I had to face the objection that alleged that Christians had changed the Bible. Of course, it is easy to say something like that, but proving it is another matter. I searched for such proof and I have asked others to prove it to me, but no one has been able to do so. I have told my Muslim friends that when they are able to prove that the Bible has been changed, then I would follow them. Not only is there no proof that the Bible has been changed, however, there is proof that the Bible we have today is the same as the original Bible. If anyone doubts that, he should study the thousands of manuscripts that overlap across the centuries since the Bible was completed. Even the Quran does not say that the Bible has been changed. It says that if one cannot understand, then he should go to the Christians and their Scriptures. This indicates that the Quran accepted the Bible as the true Word of God, having suffered no alteration or perversion. For anyone who will look at the evidence, it is clear that the Bible was not changed before or after the Quran was written.
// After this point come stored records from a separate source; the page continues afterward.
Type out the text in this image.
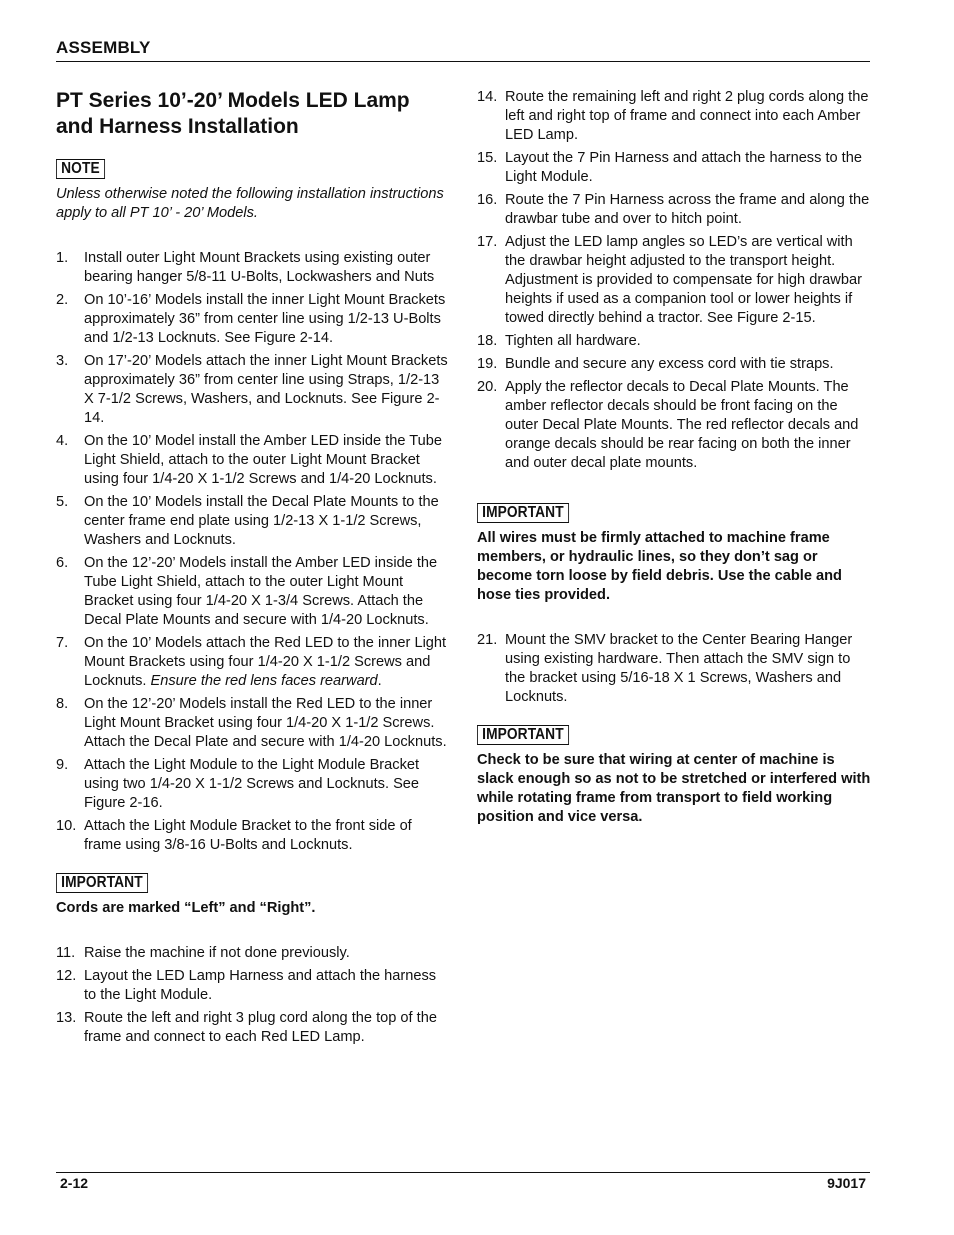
ASSEMBLY
PT Series 10’-20’ Models LED Lamp and Harness Installation
NOTE

Unless otherwise noted the following installation instructions apply to all PT 10’ - 20’ Models.

1. Install outer Light Mount Brackets using existing outer bearing hanger 5/8-11 U-Bolts, Lockwashers and Nuts
2. On 10’-16’ Models install the inner Light Mount Brackets approximately 36” from center line using 1/2-13 U-Bolts and 1/2-13 Locknuts. See Figure 2-14.
3. On 17’-20’ Models attach the inner Light Mount Brackets approximately 36” from center line using Straps, 1/2-13 X 7-1/2 Screws, Washers, and Locknuts. See Figure 2-14.
4. On the 10’ Model install the Amber LED inside the Tube Light Shield, attach to the outer Light Mount Bracket using four 1/4-20 X 1-1/2 Screws and 1/4-20 Locknuts.
5. On the 10’ Models install the Decal Plate Mounts to the center frame end plate using 1/2-13 X 1-1/2 Screws, Washers and Locknuts.
6. On the 12’-20’ Models install the Amber LED inside the Tube Light Shield, attach to the outer Light Mount Bracket using four 1/4-20 X 1-3/4 Screws. Attach the Decal Plate Mounts and secure with 1/4-20 Locknuts.
7. On the 10’ Models attach the Red LED to the inner Light Mount Brackets using four 1/4-20 X 1-1/2 Screws and Locknuts. Ensure the red lens faces rearward.
8. On the 12’-20’ Models install the Red LED to the inner Light Mount Bracket using four 1/4-20 X 1-1/2 Screws. Attach the Decal Plate and secure with 1/4-20 Locknuts.
9. Attach the Light Module to the Light Module Bracket using two 1/4-20 X 1-1/2 Screws and Locknuts. See Figure 2-16.
10. Attach the Light Module Bracket to the front side of frame using 3/8-16 U-Bolts and Locknuts.
IMPORTANT

Cords are marked “Left” and “Right”.

11. Raise the machine if not done previously.
12. Layout the LED Lamp Harness and attach the harness to the Light Module.
13. Route the left and right 3 plug cord along the top of the frame and connect to each Red LED Lamp.
14. Route the remaining left and right 2 plug cords along the left and right top of frame and connect into each Amber LED Lamp.
15. Layout the 7 Pin Harness and attach the harness to the Light Module.
16. Route the 7 Pin Harness across the frame and along the drawbar tube and over to hitch point.
17. Adjust the LED lamp angles so LED’s are vertical with the drawbar height adjusted to the transport height. Adjustment is provided to compensate for high drawbar heights if used as a companion tool or lower heights if towed directly behind a tractor. See Figure 2-15.
18. Tighten all hardware.
19. Bundle and secure any excess cord with tie straps.
20. Apply the reflector decals to Decal Plate Mounts. The amber reflector decals should be front facing on the outer Decal Plate Mounts. The red reflector decals and orange decals should be rear facing on both the inner and outer decal plate mounts.
IMPORTANT

All wires must be firmly attached to machine frame members, or hydraulic lines, so they don’t sag or become torn loose by field debris. Use the cable and hose ties provided.

21. Mount the SMV bracket to the Center Bearing Hanger using existing hardware. Then attach the SMV sign to the bracket using 5/16-18 X 1 Screws, Washers and Locknuts.
IMPORTANT

Check to be sure that wiring at center of machine is slack enough so as not to be stretched or interfered with while rotating frame from transport to field working position and vice versa.

2-12	9J017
When I realized all of this, I began to understand why there was only one person who was worthy of being my ideal, and not mine only, but also the ideal for all the world. Jesus Christ was a perfect man because he is the eternal God who came into the world in the flesh, and he proved it by his works and his words. When I understood why he came into the world and that he loved me enough to die for my sins, and when I realized tnat he rose from the dead and is alive today, I knew that I could follow no other.

He is, and always will be, my true Ideal, my Savior and my Lord.

The . . . thing that became clear to me from the Traditions (Hadith) was that even the Prophet of Islam cannot save anyone, not even his daughter Fatimah or his relations. Hence, the idea that the Prophet would intercede for the faithful, which I thought would surely prove correct, was proved wrong. One tradition runs thus:

"Abu Huraira related that when the verse, `Cause thy near relatives to fear,' was revealed to the Prophet of Islam, the Prophet arose and began to proclaim: `Oh people of the Quraysh, and you sons of Abdul Manaf, and you Abbas, son of Abdul Muttalib, and you, Safiyyah my aunt, I cannot save you from the punishment of the Day of Resurrection. Take care of yourself, O my daughter Fatimah; you may use my property, but I cannot save you from God. Take care of yourself.'" (Bukhari)

From the traditions I gathered that no one can obtain salvation unless God's mercy rests on him. This comforted me a little, but at the same time I began to think: "If God is merciful, He is likewise just. If God should forgive by the exercise of His mercy alone, He would be evading the demands of His justice and righteousness. Such an evasion of His justice would indicate a defect in the being of God. Certainly such an act would be unworthy of the glory of God."